Elizabeth: Finally, let’s turn to The Lancet. This is very unique, I thought, and I’m not sure that you’ve heard much about this before either. This is looking at DNA methylation. We’ve heard lots and lots about that in the last decade or so I would say. But in this case, they’re looking at umbilical cord blood and they’re associating it with body mass index trajectories from birth to adolescence.
They take a look at this methylation at birth and then they follow these people until they are 18 years of age. Then they looked at let’s look at this pattern of methylation. Can we predict based on this who is going to end up developing obesity over the long haul?
They identified 4 distinct patterns of this body mass index trajectory: a normal weight, early overweight or obesity, late overweight or obesity, and then normal to very late overweight or obesity. Sure enough, when they take a look at these methylation patterns, they were able to determine ones that were associated with the ultimate development of obesity at these different time points. We could be looking at cord blood and saying, “You know what? You’re at risk for developing obesity. Why don’t we intervene early and see if we can prevent it?”
Rick: With DNA methylation, it doesn’t alter the DNA sequence. It just alters which genes are actually expressed. There are things that can affect DNA methylation: environmental things, carcinogens or alcohol, tobacco, exercise, and diet. This study shows that these cord DNA methylations — these are things that affect the mother and fetal life. There must be some exposures that causes these DNA methylation changes. This gene expression starts very young and predisposes the child to obesity. I think this is fascinating.

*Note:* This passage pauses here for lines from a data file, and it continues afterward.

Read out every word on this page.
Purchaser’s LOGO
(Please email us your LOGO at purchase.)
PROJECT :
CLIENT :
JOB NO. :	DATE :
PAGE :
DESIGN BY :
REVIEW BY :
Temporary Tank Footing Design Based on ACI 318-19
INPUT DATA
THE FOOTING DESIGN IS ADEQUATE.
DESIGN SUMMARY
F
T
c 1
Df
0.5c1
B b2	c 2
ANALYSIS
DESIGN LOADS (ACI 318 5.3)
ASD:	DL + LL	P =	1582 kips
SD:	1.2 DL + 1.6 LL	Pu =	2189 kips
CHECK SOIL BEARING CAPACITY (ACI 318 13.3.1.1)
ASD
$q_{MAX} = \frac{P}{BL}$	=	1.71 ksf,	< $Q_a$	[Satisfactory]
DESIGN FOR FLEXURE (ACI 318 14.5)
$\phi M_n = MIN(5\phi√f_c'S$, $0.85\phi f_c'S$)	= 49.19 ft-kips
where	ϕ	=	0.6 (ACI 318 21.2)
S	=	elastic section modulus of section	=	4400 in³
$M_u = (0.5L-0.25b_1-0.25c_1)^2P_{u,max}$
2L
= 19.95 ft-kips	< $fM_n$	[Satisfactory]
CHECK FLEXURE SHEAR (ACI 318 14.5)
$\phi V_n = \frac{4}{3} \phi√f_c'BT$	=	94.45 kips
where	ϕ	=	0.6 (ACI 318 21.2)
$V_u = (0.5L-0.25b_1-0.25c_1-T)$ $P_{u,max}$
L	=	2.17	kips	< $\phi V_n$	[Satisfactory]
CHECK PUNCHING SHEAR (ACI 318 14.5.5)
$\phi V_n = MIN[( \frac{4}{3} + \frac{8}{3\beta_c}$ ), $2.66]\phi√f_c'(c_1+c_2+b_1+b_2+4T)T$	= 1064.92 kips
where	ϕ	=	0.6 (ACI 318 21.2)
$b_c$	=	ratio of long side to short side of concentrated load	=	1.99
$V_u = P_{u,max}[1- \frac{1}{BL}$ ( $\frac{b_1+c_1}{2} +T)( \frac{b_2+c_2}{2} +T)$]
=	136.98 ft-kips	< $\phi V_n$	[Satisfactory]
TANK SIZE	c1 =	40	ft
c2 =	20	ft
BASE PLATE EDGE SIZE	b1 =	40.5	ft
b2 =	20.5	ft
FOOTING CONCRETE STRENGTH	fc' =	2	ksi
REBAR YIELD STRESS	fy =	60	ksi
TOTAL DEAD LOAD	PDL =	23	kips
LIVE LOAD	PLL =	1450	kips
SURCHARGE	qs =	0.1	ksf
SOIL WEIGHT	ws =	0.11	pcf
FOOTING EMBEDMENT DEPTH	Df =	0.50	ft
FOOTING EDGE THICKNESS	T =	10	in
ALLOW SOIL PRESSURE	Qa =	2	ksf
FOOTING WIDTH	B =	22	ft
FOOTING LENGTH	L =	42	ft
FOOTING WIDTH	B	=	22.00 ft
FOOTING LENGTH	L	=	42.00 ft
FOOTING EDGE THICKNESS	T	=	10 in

Elizabeth: Absolutely. I mean, I can foresee a day where this kind of analysis is going to be done when a child is born. They do attribute these changes in these methylation patterns to prenatal nutritional differences, maternal nutritional differences, and metabolic programming. We know already that some of that is probably related to stress or maternal cigarette smoking, or inactivity, or whatever. Trying to identify all of those factors so that intervention is possible, I think, is also practical.
Rick: It would be interesting to know at some point that a precise assessment of what they’re potentially likely to face during their teenage years and to target prevention to prevent things like diabetes or obesity in this particular case. I look forward to seeing how we can use this information in the future.
Elizabeth: On that note then, that’s a look at this week’s medical headlines from Texas Tech. I’m Elizabeth Tracey.
Rick: And I’m Rick Lange. Y’all listen up and make healthy choices.